Now, migrants aboard the charity rescue ship called Aquarius 2 will be transferred to a patrol boat in international waters and taken to Malta, before being sent to four other European Union states, the Maltese government said on Tuesday.

Given what we've seen this week about vessel registrations with regards to the Aquarius, how important or difficult is it for a rescue ship to attain a country flag?

What's happening with the Aquarius?

Christoph Hempel, owner of Jasmund Shipping from Bremen, the German shipping company that owns the Aquarius, said what happened to the rescue ship was a unique situation.

Hempel told Euronews he was trying to get a German flag for the ship but authorities kept him waiting in order to consult with the German transport ministry. Hempel said this was unusual as he never dealt with such delays in the past.

Hempel said he chartered the ship out of conviction even though he doesn't receive much of a profit. According to international maritime laws, ships are bound to help anyone in distress when they're in international waters.

Hempel adds he is looking for a permanent solution that doesn't depend on political sensitivities.

Why is it important for a rescue ship to have a flag?

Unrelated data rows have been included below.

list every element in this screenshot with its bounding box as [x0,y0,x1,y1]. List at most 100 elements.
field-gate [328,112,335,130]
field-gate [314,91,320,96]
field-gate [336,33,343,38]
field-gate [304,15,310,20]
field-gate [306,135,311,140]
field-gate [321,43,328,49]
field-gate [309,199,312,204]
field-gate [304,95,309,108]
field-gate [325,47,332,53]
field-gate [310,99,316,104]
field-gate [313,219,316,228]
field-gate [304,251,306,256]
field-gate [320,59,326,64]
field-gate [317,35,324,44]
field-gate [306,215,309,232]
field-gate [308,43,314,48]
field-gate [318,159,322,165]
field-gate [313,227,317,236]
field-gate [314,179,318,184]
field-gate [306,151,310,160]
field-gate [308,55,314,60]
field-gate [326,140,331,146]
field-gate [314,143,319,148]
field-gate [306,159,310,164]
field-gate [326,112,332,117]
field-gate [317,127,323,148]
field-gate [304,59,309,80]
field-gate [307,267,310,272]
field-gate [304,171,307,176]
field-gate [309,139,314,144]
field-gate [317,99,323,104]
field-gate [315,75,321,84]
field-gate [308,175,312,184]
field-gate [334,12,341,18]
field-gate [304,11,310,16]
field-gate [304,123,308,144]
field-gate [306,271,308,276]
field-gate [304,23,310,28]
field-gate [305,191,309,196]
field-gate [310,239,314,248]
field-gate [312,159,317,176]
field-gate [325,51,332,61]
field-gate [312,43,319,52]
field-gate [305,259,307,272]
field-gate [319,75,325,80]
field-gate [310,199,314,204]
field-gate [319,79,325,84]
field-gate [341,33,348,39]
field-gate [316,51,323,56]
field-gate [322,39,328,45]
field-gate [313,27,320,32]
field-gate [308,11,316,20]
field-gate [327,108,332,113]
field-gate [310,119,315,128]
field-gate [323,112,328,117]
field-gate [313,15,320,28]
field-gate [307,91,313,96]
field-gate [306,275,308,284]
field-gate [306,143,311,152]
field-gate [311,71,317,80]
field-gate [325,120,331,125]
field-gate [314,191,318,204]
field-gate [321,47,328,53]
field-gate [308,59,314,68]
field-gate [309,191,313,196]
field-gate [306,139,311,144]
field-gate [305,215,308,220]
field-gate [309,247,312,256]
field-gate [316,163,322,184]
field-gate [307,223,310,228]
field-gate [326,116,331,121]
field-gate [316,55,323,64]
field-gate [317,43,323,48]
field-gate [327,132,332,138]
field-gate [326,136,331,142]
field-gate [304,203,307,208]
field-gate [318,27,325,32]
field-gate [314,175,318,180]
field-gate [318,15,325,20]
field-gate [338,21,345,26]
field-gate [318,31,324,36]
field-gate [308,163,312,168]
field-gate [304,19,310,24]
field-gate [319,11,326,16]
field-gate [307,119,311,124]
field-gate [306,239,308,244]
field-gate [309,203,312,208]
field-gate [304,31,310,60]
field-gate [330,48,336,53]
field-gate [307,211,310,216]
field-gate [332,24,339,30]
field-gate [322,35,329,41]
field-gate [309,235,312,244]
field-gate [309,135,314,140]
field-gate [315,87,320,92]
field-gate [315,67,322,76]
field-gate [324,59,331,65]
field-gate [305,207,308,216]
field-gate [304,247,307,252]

A ship without a flag is equivalent to a 'pirate ship,' said Juan Luis Pulido, Professor of Maritime Law and lawyer at the Martínez-Echevarría Law Firm in Spain

Pulido added:

“If a vessel is on the high seas, in international waters, and is not under the jurisdiction of any state, it means that it could be subject to the jurisdiction of any state and any state could apprehend it, detain it."

"It is not normally difficult to get a flag for a ship. In fact, there is a phenomenon called 'flags of convenience' (Gibraltar, Sri Lanka, Vanuatu, Liberia), which grant their flag with enormous ease. What happens is that no state is obliged to grant a flag to a ship. And if for some reason, which in this case, is mainly of a political nature, the Aquarius does not manage to get any state to grant it a flag, it cannot do anything. The normal thing the Aquarius would have to do if it doesn't get a flag, is to stop sailing," Pulido said.